Question

A particle initially (i.e., at $t = 0$) moving with a velocity u is subjected to a retarding force, as a result of which it decelerates $a = - k\sqrt v $ at a rate where v is the instantaneous velocity and k is a positive constant. The time T taken by the particle to come to rest is given by :
(A) $T = \dfrac{{2\sqrt u }}{k}$
(B) $T = \dfrac{{2u}}{k}$
(C) $T = \dfrac{{2{u^{\dfrac{3}{2}}}}}{k}$
(D) $T = \dfrac{{2{u^2}}}{k}$

Answer 1

Hint:In order to solve this question, we will use the derivative form of acceleration in terms of velocity and time and then using integration formulas we will find a relation between velocity and time and finally we will solve for time at which final velocity of the body becomes zero.


Formula used:
Acceleration ‘a’ can be written as $a = \dfrac{{dv}}{{dt}}$ where, ‘dv’ is the change in velocity an ‘dt’ is the change in time

Complete answer:
According to the question, we have given that at $t = 0$ initial velocity of the particle is ‘u’ and acceleration is given to us as $a = - k\sqrt v $ so, we can write acceleration in derivative form as $a = \dfrac{{dv}}{{dt}}$ so, we get
$\dfrac{{dv}}{{dt}} = - k\sqrt v $
Now, integrating both sides we get with the limits of velocity as $
  {v_1} = u,{t_1} = 0 \\
  {v_2} = v,{t_2} = t \\
 $
$\int\limits_u^v {{v^{ - \dfrac{1}{2}}}} dv = - k\int\limits_0^t {dt} $
Using the integration formula $\int {{r^n}dr} = \dfrac{{{r^{n + 1}}}}{{n + 1}}$ we get,
$
  [2\sqrt v ]_u^v = - k[t]_0^t \\
  2[\sqrt v - \sqrt u ] = - kt \\
 $
Now, we need to find at what time ‘t’ the final velocity of the particle becomes zero which means it became at rest, so putting the value of $v = 0$ and at this time denoting time t by ‘T’ we get,
$2[\sqrt 0 - \sqrt u ] = - kT$
solving for T we get,
$T = \dfrac{{2\sqrt u }}{k}$
So, after the time $T = \dfrac{{2\sqrt u }}{k}$ the particle will finally come to rest.

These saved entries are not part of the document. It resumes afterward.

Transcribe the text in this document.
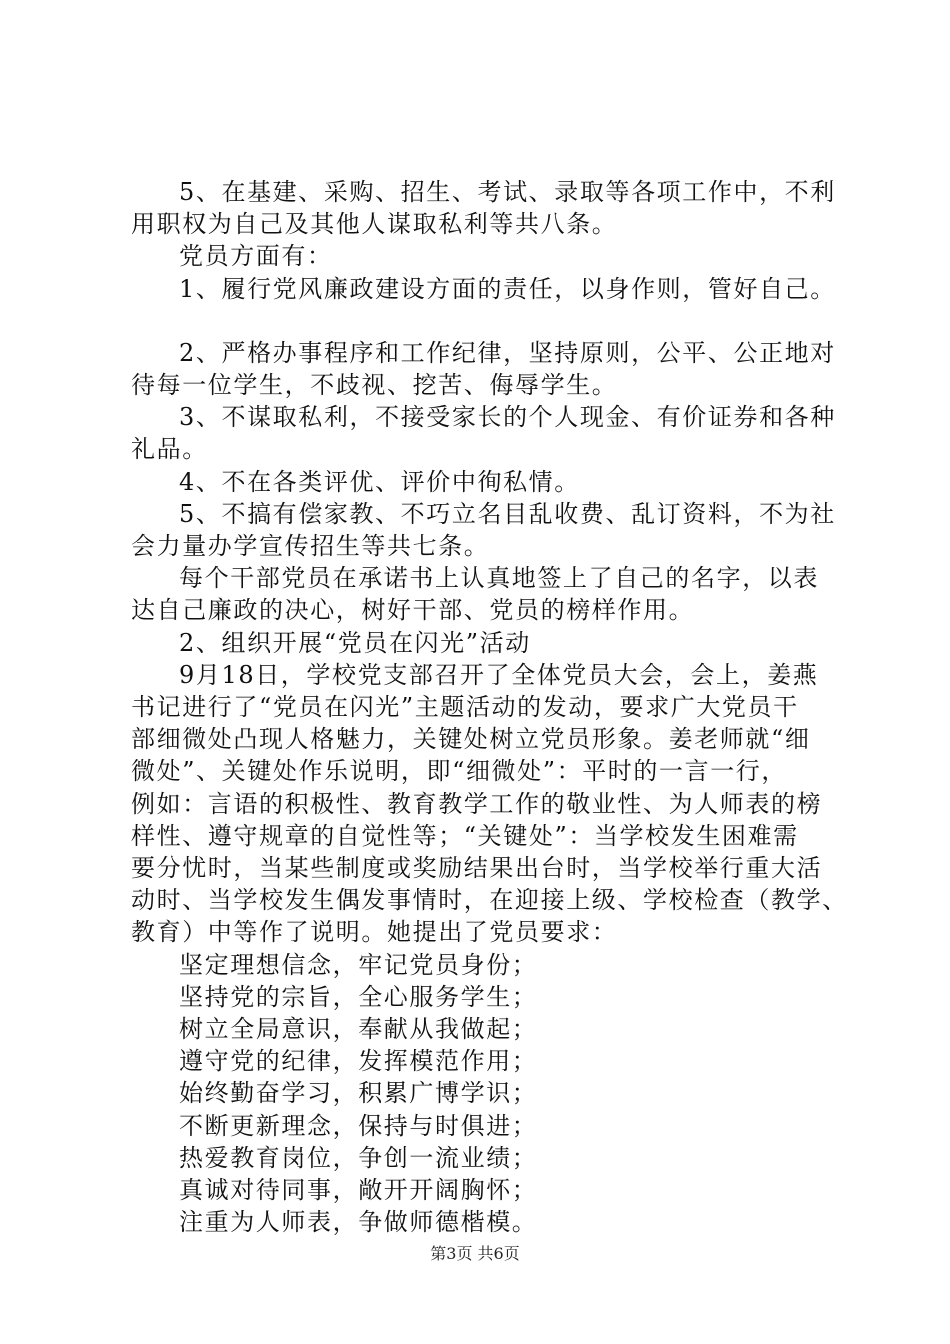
5、在基建、采购、招生、考试、录取等各项工作中，不利

用职权为自己及其他人谋取私利等共八条。

党员方面有：

1、履行党风廉政建设方面的责任，以身作则，管好自己。

2、严格办事程序和工作纪律，坚持原则，公平、公正地对

待每一位学生，不歧视、挖苦、侮辱学生。

3、不谋取私利，不接受家长的个人现金、有价证券和各种

礼品。

4、不在各类评优、评价中徇私情。

5、不搞有偿家教、不巧立名目乱收费、乱订资料，不为社

会力量办学宣传招生等共七条。

每个干部党员在承诺书上认真地签上了自己的名字，以表

达自己廉政的决心，树好干部、党员的榜样作用。

2、组织开展“党员在闪光”活动

9月18日，学校党支部召开了全体党员大会，会上，姜燕

书记进行了“党员在闪光”主题活动的发动，要求广大党员干

部细微处凸现人格魅力，关键处树立党员形象。姜老师就“细

微处”、关键处作乐说明，即“细微处”：平时的一言一行，

例如：言语的积极性、教育教学工作的敬业性、为人师表的榜

样性、遵守规章的自觉性等；“关键处”：当学校发生困难需

要分忧时，当某些制度或奖励结果出台时，当学校举行重大活

动时、当学校发生偶发事情时，在迎接上级、学校检查（教学、

教育）中等作了说明。她提出了党员要求：

坚定理想信念，牢记党员身份；

坚持党的宗旨，全心服务学生；

树立全局意识，奉献从我做起；

遵守党的纪律，发挥模范作用；

始终勤奋学习，积累广博学识；

不断更新理念，保持与时俱进；

热爱教育岗位，争创一流业绩；

真诚对待同事，敞开开阔胸怀；

注重为人师表，争做师德楷模。

第3页 共6页
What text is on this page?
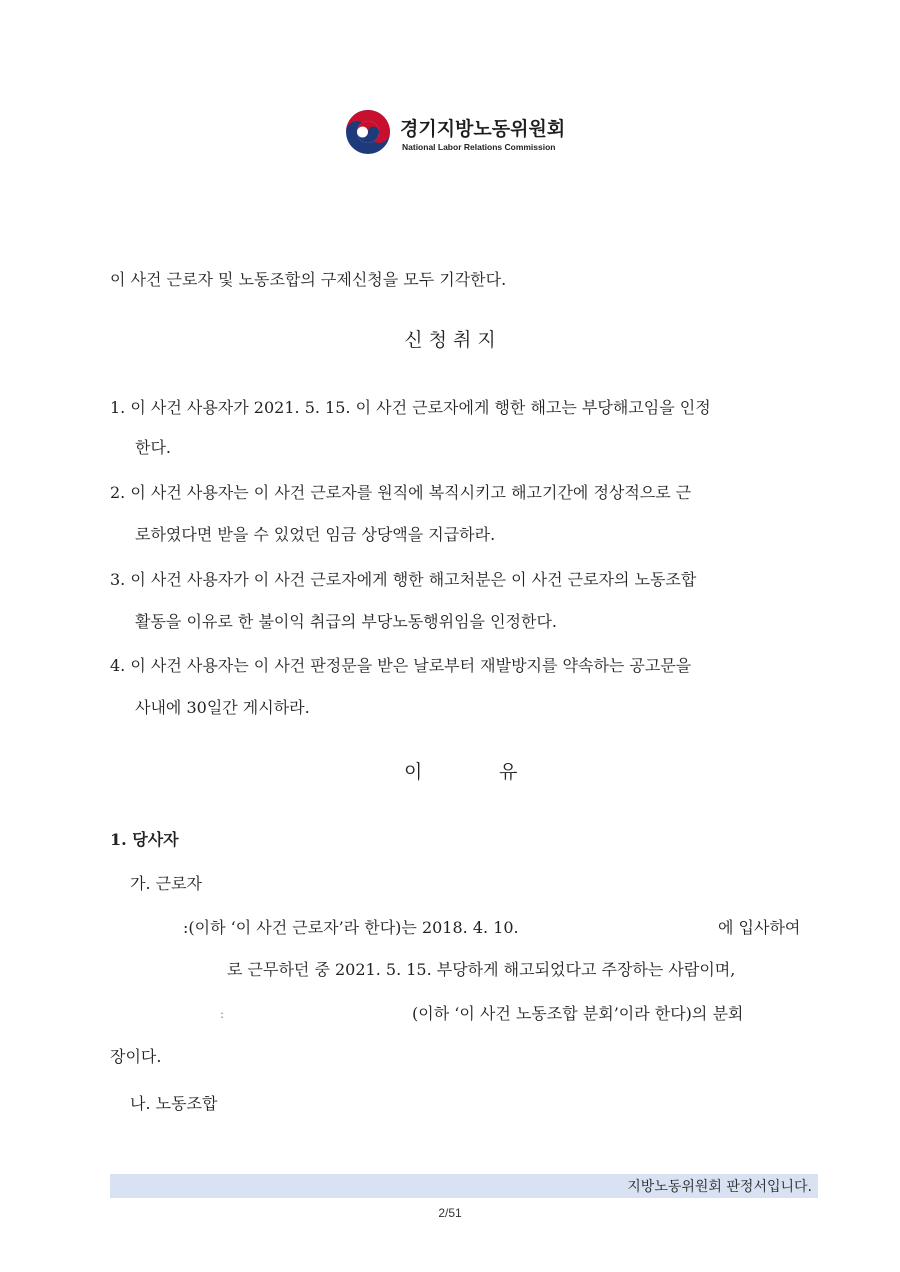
경기지방노동위원회
National Labor Relations Commission
이 사건 근로자 및 노동조합의 구제신청을 모두 기각한다.
신 청 취 지
1. 이 사건 사용자가 2021. 5. 15. 이 사건 근로자에게 행한 해고는 부당해고임을 인정
한다.
2. 이 사건 사용자는 이 사건 근로자를 원직에 복직시키고 해고기간에 정상적으로 근
로하였다면 받을 수 있었던 임금 상당액을 지급하라.
3. 이 사건 사용자가 이 사건 근로자에게 행한 해고처분은 이 사건 근로자의 노동조합
활동을 이유로 한 불이익 취급의 부당노동행위임을 인정한다.
4. 이 사건 사용자는 이 사건 판정문을 받은 날로부터 재발방지를 약속하는 공고문을
사내에 30일간 게시하라.
이	유
1. 당사자
가. 근로자
:(이하 ‘이 사건 근로자’라 한다)는 2018. 4. 10.	에 입사하여
로 근무하던 중 2021. 5. 15. 부당하게 해고되었다고 주장하는 사람이며,
:	(이하 ‘이 사건 노동조합 분회’이라 한다)의 분회
장이다.
나. 노동조합
지방노동위원회 판정서입니다.
2/51
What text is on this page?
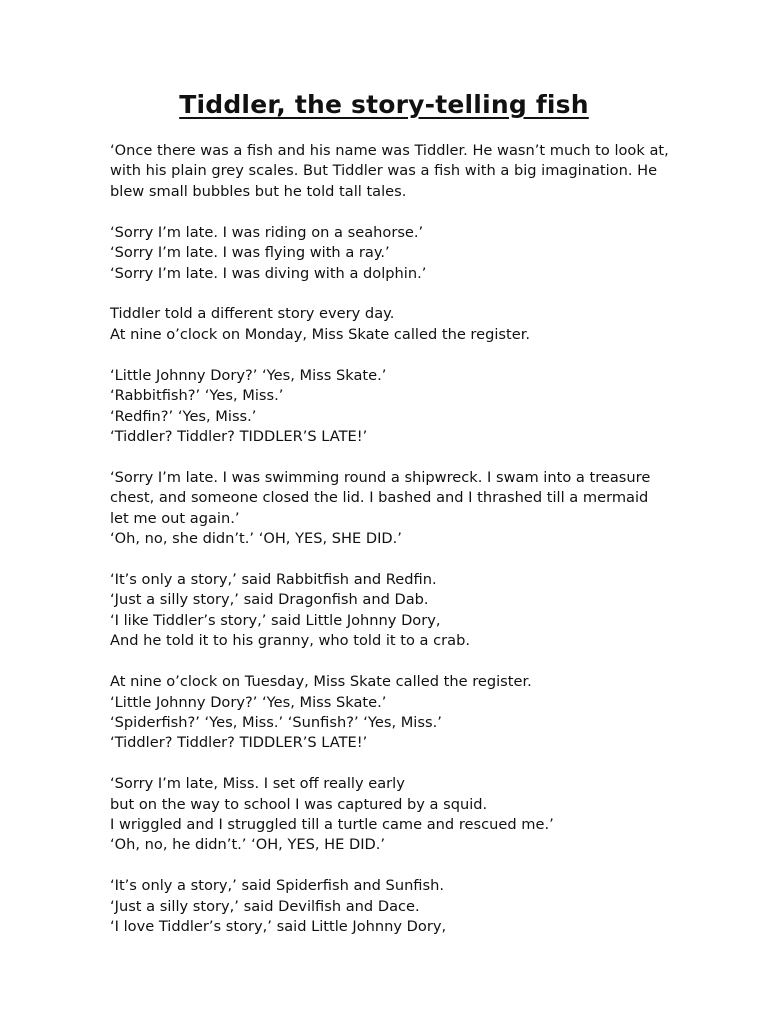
Tiddler, the story-telling fish
‘Once there was a fish and his name was Tiddler. He wasn’t much to look at,
with his plain grey scales. But Tiddler was a fish with a big imagination. He
blew small bubbles but he told tall tales.
‘Sorry I’m late. I was riding on a seahorse.’
‘Sorry I’m late. I was flying with a ray.’
‘Sorry I’m late. I was diving with a dolphin.’
Tiddler told a different story every day.
At nine o’clock on Monday, Miss Skate called the register.
‘Little Johnny Dory?’ ‘Yes, Miss Skate.’
‘Rabbitfish?’ ‘Yes, Miss.’
‘Redfin?’ ‘Yes, Miss.’
‘Tiddler? Tiddler? TIDDLER’S LATE!’
‘Sorry I’m late. I was swimming round a shipwreck. I swam into a treasure
chest, and someone closed the lid. I bashed and I thrashed till a mermaid
let me out again.’
‘Oh, no, she didn’t.’ ‘OH, YES, SHE DID.’
‘It’s only a story,’ said Rabbitfish and Redfin.
‘Just a silly story,’ said Dragonfish and Dab.
‘I like Tiddler’s story,’ said Little Johnny Dory,
And he told it to his granny, who told it to a crab.
At nine o’clock on Tuesday, Miss Skate called the register.
‘Little Johnny Dory?’ ‘Yes, Miss Skate.’
‘Spiderfish?’ ‘Yes, Miss.’ ‘Sunfish?’ ‘Yes, Miss.’
‘Tiddler? Tiddler? TIDDLER’S LATE!’
‘Sorry I’m late, Miss. I set off really early
but on the way to school I was captured by a squid.
I wriggled and I struggled till a turtle came and rescued me.’
‘Oh, no, he didn’t.’ ‘OH, YES, HE DID.’
‘It’s only a story,’ said Spiderfish and Sunfish.
‘Just a silly story,’ said Devilfish and Dace.
‘I love Tiddler’s story,’ said Little Johnny Dory,
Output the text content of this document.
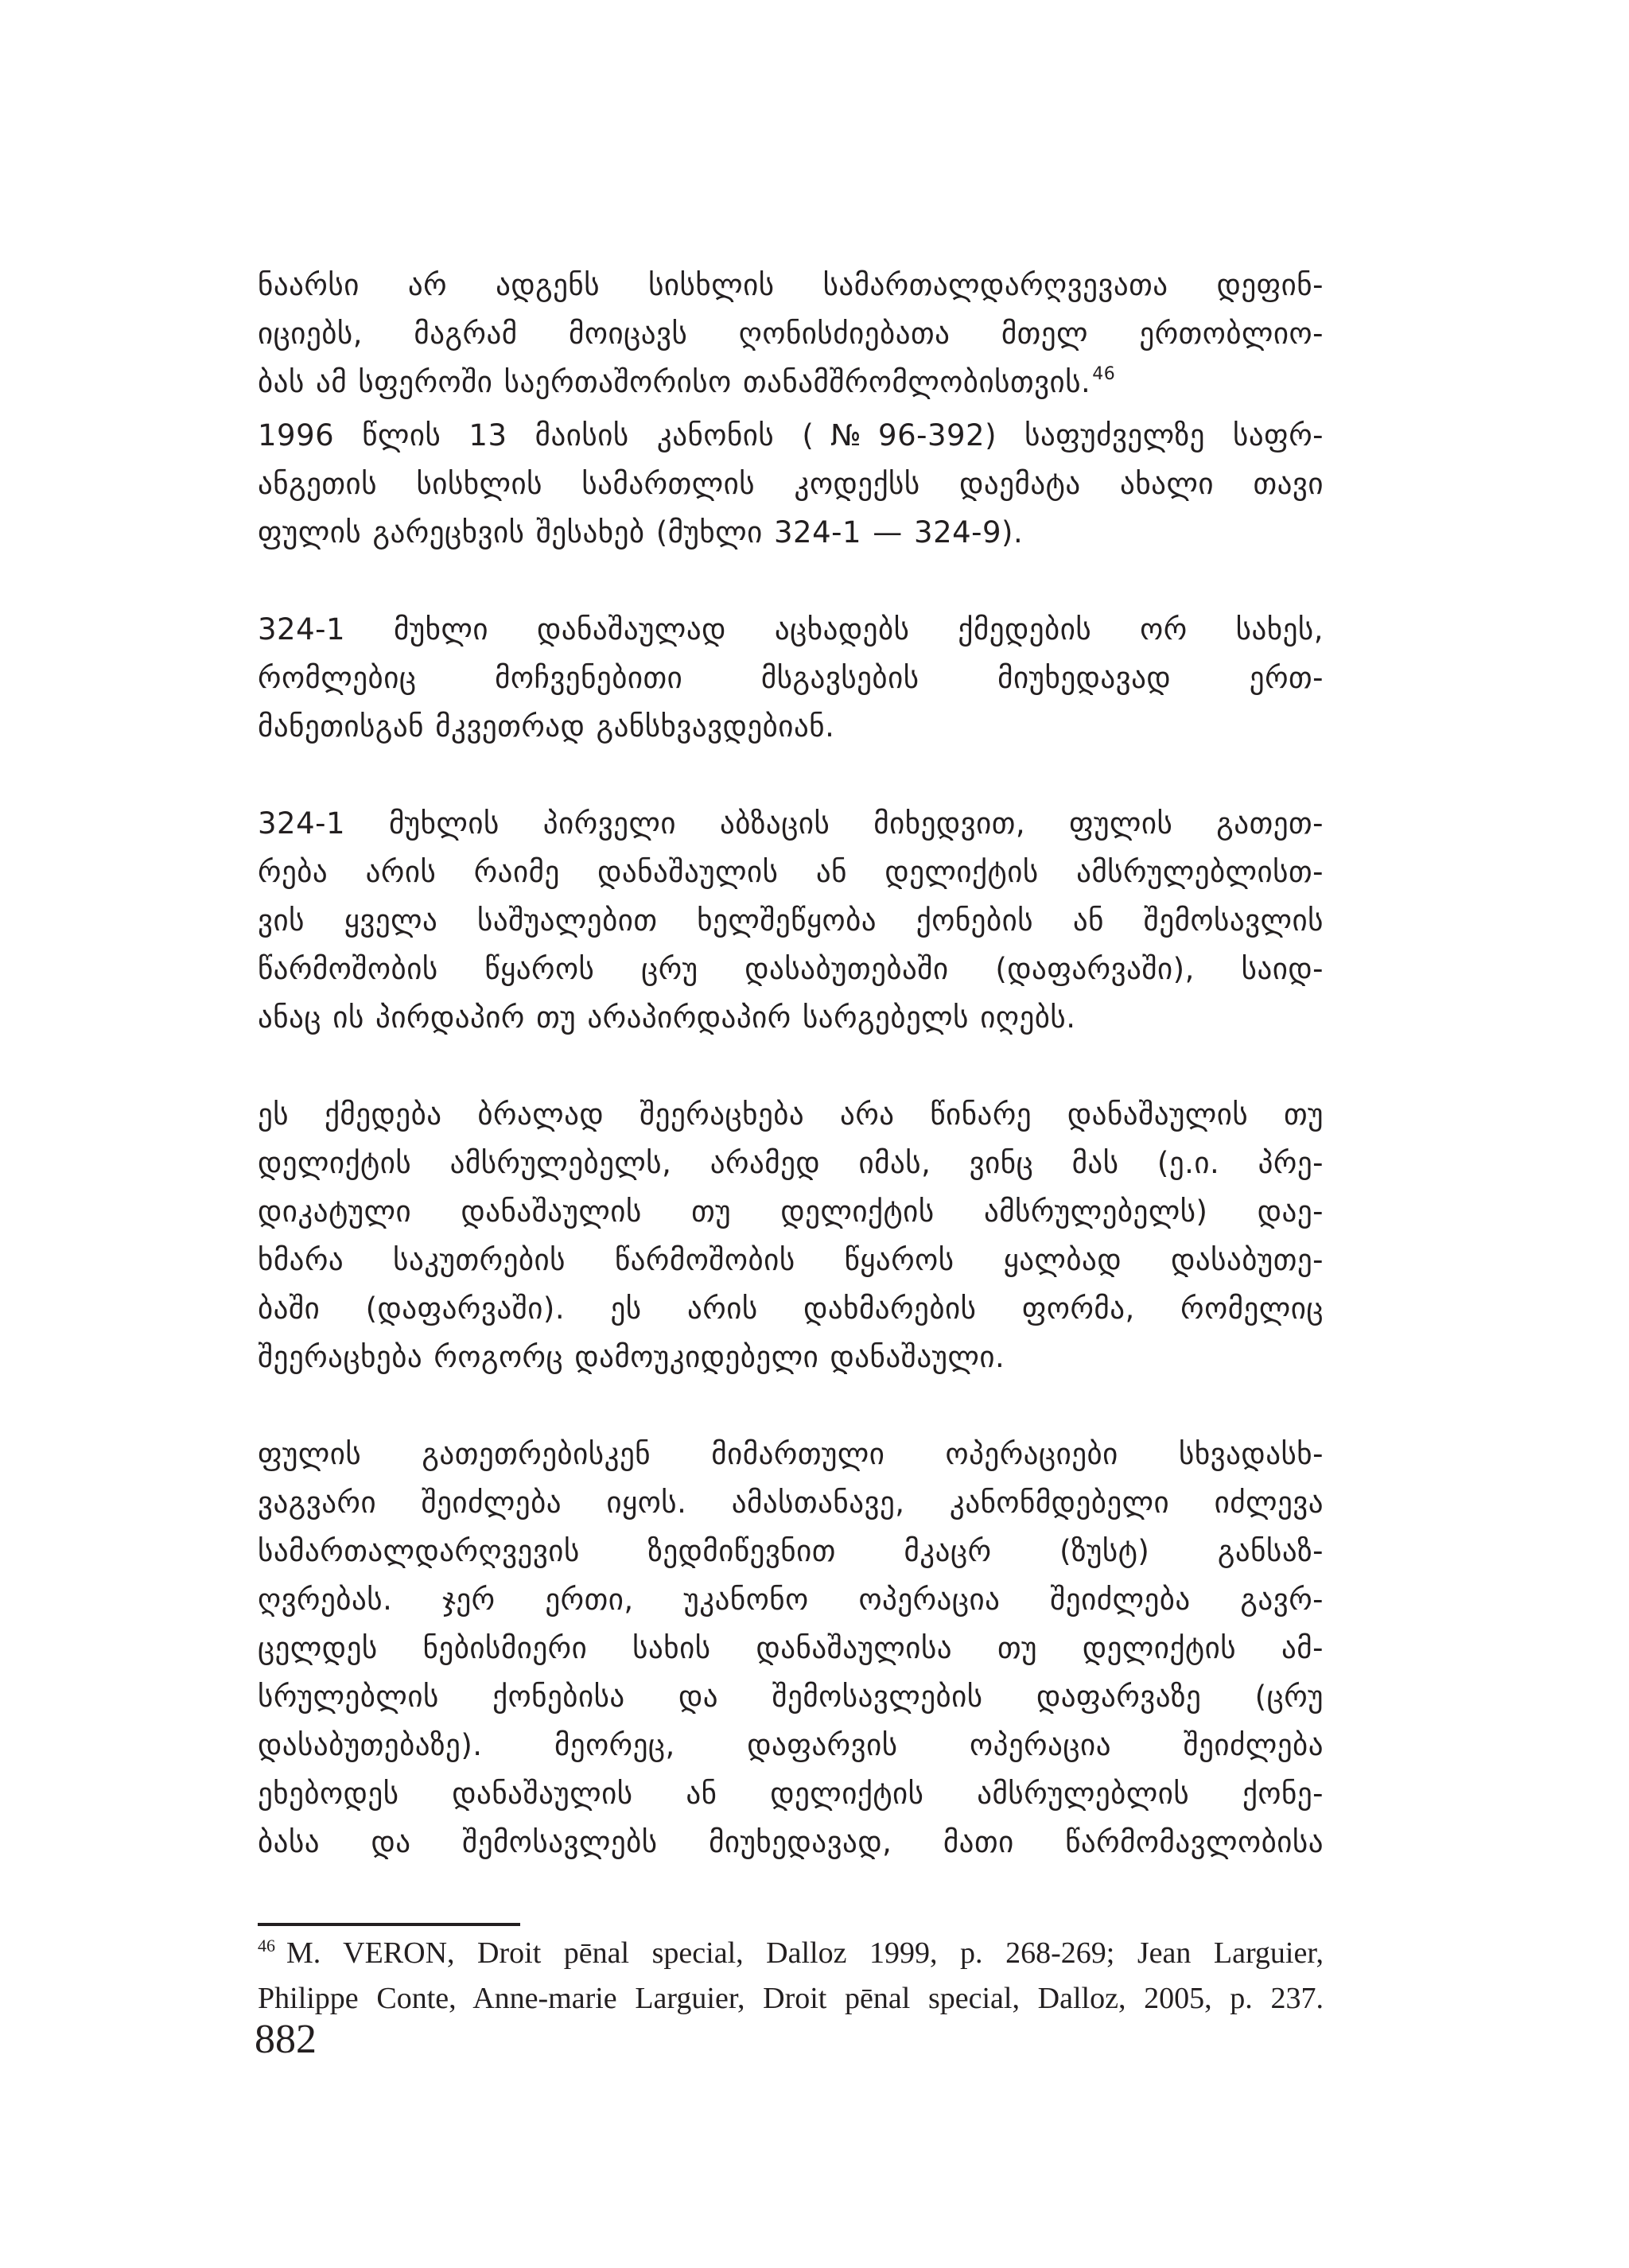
ნაარსი არ ადგენს სისხლის სამართალდარღვევათა დეფინ-
იციებს, მაგრამ მოიცავს ღონისძიებათა მთელ ერთობლიო-
ბას ამ სფეროში საერთაშორისო თანამშრომლობისთვის.$^{46}$
1996 წლის 13 მაისის კანონის (№96-392) საფუძველზე საფრ-
ანგეთის სისხლის სამართლის კოდექსს დაემატა ახალი თავი
ფულის გარეცხვის შესახებ (მუხლი 324-1 — 324-9).
324-1 მუხლი დანაშაულად აცხადებს ქმედების ორ სახეს,
რომლებიც მოჩვენებითი მსგავსების მიუხედავად ერთ-
მანეთისგან მკვეთრად განსხვავდებიან.
324-1 მუხლის პირველი აბზაცის მიხედვით, ფულის გათეთ-
რება არის რაიმე დანაშაულის ან დელიქტის ამსრულებლისთ-
ვის ყველა საშუალებით ხელშეწყობა ქონების ან შემოსავლის
წარმოშობის წყაროს ცრუ დასაბუთებაში (დაფარვაში), საიდ-
ანაც ის პირდაპირ თუ არაპირდაპირ სარგებელს იღებს.
ეს ქმედება ბრალად შეერაცხება არა წინარე დანაშაულის თუ
დელიქტის ამსრულებელს, არამედ იმას, ვინც მას (ე.ი. პრე-
დიკატული დანაშაულის თუ დელიქტის ამსრულებელს) დაე-
ხმარა საკუთრების წარმოშობის წყაროს ყალბად დასაბუთე-
ბაში (დაფარვაში). ეს არის დახმარების ფორმა, რომელიც
შეერაცხება როგორც დამოუკიდებელი დანაშაული.
ფულის გათეთრებისკენ მიმართული ოპერაციები სხვადასხ-
ვაგვარი შეიძლება იყოს. ამასთანავე, კანონმდებელი იძლევა
სამართალდარღვევის ზედმიწევნით მკაცრ (ზუსტ) განსაზ-
ღვრებას. ჯერ ერთი, უკანონო ოპერაცია შეიძლება გავრ-
ცელდეს ნებისმიერი სახის დანაშაულისა თუ დელიქტის ამ-
სრულებლის ქონებისა და შემოსავლების დაფარვაზე (ცრუ
დასაბუთებაზე). მეორეც, დაფარვის ოპერაცია შეიძლება
ეხებოდეს დანაშაულის ან დელიქტის ამსრულებლის ქონე-
ბასა და შემოსავლებს მიუხედავად, მათი წარმომავლობისა
$^{46}$ M. VERON, Droit pēnal special, Dalloz 1999, p. 268-269; Jean Larguier,
Philippe Conte, Anne-marie Larguier, Droit pēnal special, Dalloz, 2005, p. 237.
882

Hence, the correct option is Option (A).


Note:While solving such questions, involving differentiation and integration, always remember the basic integration formulas and derivative forms of physical quantities and avoid the integration constant using given limits of the variable, also remember constant terms do not come inside integrals as they are not variables.